If I were the leader of a dynastic
political party that hasn't had to actually fight an election in 40
years — in the face of the challenge mounted in Alberta by the NDP,
and the voter anger I would have encountered at every stop on
this election campaign — I'd probably monger all the fear I could.
The sky will fall, I'd say, all the
drilling rigs will be pulled out of Alberta into Saskatchewan, and
they'll horizontal drill 300 km west under the border and suck out
all our oil. The NDP will tax you into poverty and then offer you a
minimum wage job at $15 an hour.
Because I'd know that the first order
of business for an NDP cabinet will be to get a thorough look at
Alberta's books. I suspect they'll find stuff an outsider would never
see under our so-called freedom-of-information laws. And these people know
from experience parsing the bits that have come through their own FOI
requests in the past, when red flags appear.
And I'd be so scared, that in my lowest
moments I'd monger all the fear I could. But I would hope in the end
that I had the strength of character to stand up and face the storm
to come, if worse came to worst.
It came to the worst for placeholder
premier Jim Prentice Tuesday. And his character was not up to the
challenge of losing.
Now, if you think I'm kicking a man
when he's down, please think about this: Jim Prentice was handed the
premiership of the longest-ruling, richest elected government in the
British Commonwealth, on a platter.
He won his Calgary-Foothills riding in
a by-election cakewalk last October. He asked for — and won again —
the right to speak for the people of Calgary-Foothills in our
legislature by almost 1,400 votes on Tuesday. His riding has been a
Tory stronghold ever since the Tories started running there, back in
1971.
If you think a person in that position
is down, I suggest you talk to some NDP, Liberal or Alberta Party
operatives, on the subject of grit, and perseverance. Because
Prentice showed neither in defeat Tuesday.
They were still counting ballots in
some ridings Tuesday night when Prentice told Albertans: “My
contribution to public life is now at an end.”
What, was he contemplating something
extreme, like a medieval Japanese samurai general who lost a critical
battle? No, he's likely going to take a vacation far, far from
Alberta, and see if he still has any friends in the banking industry.

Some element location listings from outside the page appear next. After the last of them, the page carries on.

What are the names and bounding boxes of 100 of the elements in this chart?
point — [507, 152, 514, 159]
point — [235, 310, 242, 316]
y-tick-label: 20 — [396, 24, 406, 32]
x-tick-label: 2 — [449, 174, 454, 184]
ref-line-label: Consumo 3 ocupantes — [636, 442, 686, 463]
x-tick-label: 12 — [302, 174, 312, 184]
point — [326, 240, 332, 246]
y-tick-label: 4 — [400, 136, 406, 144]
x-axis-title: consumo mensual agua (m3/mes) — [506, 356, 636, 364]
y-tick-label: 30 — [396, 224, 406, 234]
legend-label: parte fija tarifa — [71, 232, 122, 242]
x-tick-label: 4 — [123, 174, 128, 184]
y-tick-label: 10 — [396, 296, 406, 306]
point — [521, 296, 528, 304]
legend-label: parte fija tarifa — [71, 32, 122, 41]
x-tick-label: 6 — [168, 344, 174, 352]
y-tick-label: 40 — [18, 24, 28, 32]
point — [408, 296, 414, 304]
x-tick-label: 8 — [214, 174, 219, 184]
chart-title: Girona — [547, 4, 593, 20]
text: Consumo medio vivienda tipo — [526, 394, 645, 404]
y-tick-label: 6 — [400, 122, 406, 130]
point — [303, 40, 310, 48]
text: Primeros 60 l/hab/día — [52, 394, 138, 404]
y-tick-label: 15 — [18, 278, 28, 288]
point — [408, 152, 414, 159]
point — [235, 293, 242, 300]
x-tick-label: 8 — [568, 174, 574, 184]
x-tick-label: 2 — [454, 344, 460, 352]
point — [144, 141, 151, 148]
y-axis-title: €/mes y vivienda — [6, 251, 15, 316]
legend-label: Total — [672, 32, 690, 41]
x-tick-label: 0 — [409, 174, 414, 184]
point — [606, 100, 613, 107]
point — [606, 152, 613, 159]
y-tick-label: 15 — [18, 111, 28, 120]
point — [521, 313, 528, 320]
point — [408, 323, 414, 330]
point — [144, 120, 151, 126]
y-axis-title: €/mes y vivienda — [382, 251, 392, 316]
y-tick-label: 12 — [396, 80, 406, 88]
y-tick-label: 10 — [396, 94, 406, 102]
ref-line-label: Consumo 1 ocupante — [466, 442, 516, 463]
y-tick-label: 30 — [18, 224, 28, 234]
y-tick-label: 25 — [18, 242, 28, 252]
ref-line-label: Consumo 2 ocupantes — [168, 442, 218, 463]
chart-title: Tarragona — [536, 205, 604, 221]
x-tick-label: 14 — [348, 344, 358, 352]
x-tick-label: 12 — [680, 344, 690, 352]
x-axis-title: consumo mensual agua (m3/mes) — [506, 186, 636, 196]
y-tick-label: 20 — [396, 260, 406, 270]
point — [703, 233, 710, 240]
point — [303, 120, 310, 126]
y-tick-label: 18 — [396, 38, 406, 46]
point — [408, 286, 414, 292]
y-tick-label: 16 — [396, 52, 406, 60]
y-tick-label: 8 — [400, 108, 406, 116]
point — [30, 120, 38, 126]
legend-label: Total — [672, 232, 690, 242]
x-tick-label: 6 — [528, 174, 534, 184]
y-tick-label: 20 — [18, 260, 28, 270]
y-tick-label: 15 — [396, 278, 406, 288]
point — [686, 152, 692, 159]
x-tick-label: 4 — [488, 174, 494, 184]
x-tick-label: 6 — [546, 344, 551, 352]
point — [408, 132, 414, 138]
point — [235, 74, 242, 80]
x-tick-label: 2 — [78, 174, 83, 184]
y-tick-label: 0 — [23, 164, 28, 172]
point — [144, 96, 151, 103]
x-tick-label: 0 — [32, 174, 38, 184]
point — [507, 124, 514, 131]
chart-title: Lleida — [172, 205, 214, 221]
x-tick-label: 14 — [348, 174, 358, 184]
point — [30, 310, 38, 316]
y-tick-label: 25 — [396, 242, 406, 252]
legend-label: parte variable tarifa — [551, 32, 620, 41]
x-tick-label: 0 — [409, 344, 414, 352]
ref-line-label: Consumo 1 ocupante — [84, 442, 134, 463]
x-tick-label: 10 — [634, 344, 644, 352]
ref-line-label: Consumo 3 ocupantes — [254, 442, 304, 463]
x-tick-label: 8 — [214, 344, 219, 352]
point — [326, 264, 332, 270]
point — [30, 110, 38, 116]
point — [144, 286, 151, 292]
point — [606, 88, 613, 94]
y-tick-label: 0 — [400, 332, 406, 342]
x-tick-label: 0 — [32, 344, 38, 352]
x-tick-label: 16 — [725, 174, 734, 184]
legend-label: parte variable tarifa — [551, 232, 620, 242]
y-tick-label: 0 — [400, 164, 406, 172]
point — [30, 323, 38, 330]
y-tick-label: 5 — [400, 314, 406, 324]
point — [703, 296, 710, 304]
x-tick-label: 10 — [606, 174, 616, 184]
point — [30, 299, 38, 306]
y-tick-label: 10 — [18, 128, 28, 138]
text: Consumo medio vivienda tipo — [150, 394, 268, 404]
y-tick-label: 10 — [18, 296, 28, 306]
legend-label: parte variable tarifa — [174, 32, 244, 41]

Just who did the Progressive
Conservatives elect as a leader? Whose interests was he sworn to
uphold? Yours? Mine? The party's?
His own?
A real fighter would have sworn to
return to fight again. Especially a fighter who, at least until
recently, had the backing of Alberta's top-flight CEOs. Especially a
fighter who believed in the cause.
Remember Bob Clark, the Olds-Didsbury
MLA who became the rather lonely leader of the Social Credit Party?
He — like a few of the newly-minted NDP MLAs elected Tuesday —
was in his early 20s when he was first elected in 1960. He was
education minister for a time under good old Ernest Manning.
When the roof fell in on the party, and
it was down to four members, Clark stuck with it. He took the
leadership, and was there while the last crumbs of Socred support
disappeared in the face of the Tory juggernaut. An unelected Werner
Schmidt took over the leadership in 1973, but Clark stayed on as a
regular MLA.
Schmidt resigned in 1975, after a poor
showing for the party in that election, and Clark — still elected,
still representing Olds-Didsbury — stood up once again. He was
there, fighting, until 1981.
For that, he was made Alberta Ethics
Commissioner, a post he'd hold for 11 years after leaving elected
politics.
That's what grit looks like.
Or talk to the Alberta NDP about
perseverance. How long were they a joke in legislature hallways and
Tory party fundraisers? How were these fuzzy-headed sandal-wearing
noodniks treated during the Ralph Klein years and after?
But as for Prentice, if he couldn't
have it on a silver platter, he didn't want it at all.
Which is an apt metaphor for what the
Alberta Progressive Conservative Party has become.
You need to believe in something other
than power itself, to govern. The power of Jim Prentice's beliefs are
rather much in question now. He called a hasty election solely for
the purposes of retaining power, and hastily left the field when it
didn't go his way.
No doubt the party will be
soul-searching in the next years, asking itself existential questions
the opposition learned to deal with a long time ago.
But the one Albertan who needs a look
in the mirror right now is Jim Prentice.